Discussing the upcoming hearings on the nomination of Judge Amy Coney Barrett this weekend, Sen. Christopher A. Coons (D-Del.) also called filling a vacancy on the SCOTUS “court-packing.”

“We shouldn’t be having this hearing with two members of the committee infected with COVID,” Coons said. “It’s rushed, it constitutes court-packing.”

And then there’s the nominee himself: “Look, the only court-packing is going on right now. It’s going on with the Republicans packing the court now. It’s not constitutional what they’re doing,” Joe Biden said during a trip to Pennsylvania.

The Democrats’ definition of court-packing doesn’t comport with any legal authorities or common usage.

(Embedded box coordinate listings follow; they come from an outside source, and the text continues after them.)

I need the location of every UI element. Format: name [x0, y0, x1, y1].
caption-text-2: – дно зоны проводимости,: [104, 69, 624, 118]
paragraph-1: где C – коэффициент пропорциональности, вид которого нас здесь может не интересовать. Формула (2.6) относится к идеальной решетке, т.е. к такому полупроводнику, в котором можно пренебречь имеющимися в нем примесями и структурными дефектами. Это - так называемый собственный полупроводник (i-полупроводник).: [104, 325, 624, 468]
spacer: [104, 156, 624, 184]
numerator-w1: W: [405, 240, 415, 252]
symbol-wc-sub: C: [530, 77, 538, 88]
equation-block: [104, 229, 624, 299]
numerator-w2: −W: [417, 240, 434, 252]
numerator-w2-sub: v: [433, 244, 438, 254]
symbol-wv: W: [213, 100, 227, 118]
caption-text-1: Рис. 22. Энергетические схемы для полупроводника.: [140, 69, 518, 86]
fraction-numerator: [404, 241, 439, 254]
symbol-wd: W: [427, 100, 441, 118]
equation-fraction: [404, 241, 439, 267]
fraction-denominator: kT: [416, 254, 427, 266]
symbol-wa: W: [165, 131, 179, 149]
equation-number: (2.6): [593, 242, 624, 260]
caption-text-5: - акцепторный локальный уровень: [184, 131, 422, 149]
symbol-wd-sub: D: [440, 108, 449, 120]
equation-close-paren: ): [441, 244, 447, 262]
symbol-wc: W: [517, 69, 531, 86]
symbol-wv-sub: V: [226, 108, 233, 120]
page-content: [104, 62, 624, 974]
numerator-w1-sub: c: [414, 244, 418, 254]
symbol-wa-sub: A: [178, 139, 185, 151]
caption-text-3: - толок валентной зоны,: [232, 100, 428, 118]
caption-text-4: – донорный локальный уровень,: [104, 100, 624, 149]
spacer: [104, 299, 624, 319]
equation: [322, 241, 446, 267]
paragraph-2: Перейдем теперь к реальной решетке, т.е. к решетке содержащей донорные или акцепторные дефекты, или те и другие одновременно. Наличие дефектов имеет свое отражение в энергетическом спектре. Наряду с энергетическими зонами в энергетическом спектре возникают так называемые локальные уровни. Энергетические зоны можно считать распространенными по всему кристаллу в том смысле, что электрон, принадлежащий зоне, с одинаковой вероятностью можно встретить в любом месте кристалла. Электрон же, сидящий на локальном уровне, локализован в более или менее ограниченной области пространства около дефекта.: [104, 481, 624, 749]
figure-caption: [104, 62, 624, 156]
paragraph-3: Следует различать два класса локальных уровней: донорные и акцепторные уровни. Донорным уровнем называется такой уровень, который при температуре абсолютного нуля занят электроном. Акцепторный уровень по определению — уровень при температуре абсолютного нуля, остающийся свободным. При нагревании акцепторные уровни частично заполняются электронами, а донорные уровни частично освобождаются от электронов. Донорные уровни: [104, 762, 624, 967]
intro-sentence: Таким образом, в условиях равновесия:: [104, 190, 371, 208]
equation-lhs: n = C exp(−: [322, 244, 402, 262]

As the left-leaning New York Times wrote last month: “Expanding the court — or court-packing — is an idea commonly associated with President Franklin D. Roosevelt, who pushed legislation in 1937 that could have broadened the Supreme Court from nine to as many as 15 justices.”

From the National Constitution Center in Philadelphia, PA:

“Some Democrats would consider using congressional powers to change the number of Justices on the Court if they were to regain control of the White House and both chambers of Congress in 2021. In one past incident in 1937, such efforts were called ‘court-packing’ and proved to be unpopular.”

The number of Supreme Court Justices has not changed under President Trump, or any other president going back to President Ulysses S. Grant in 1869. So why is Shaheen accusing McConnell and Trump of doing something they clearly aren’t?

“This is so Orwellian,” writes the DailyBeast’s Matt Lewis. “It’s like they decided, ‘People don’t like court-packing, so let’s just redefine what that term means.'”

Shaheen’s office did not respond to requests for clarification.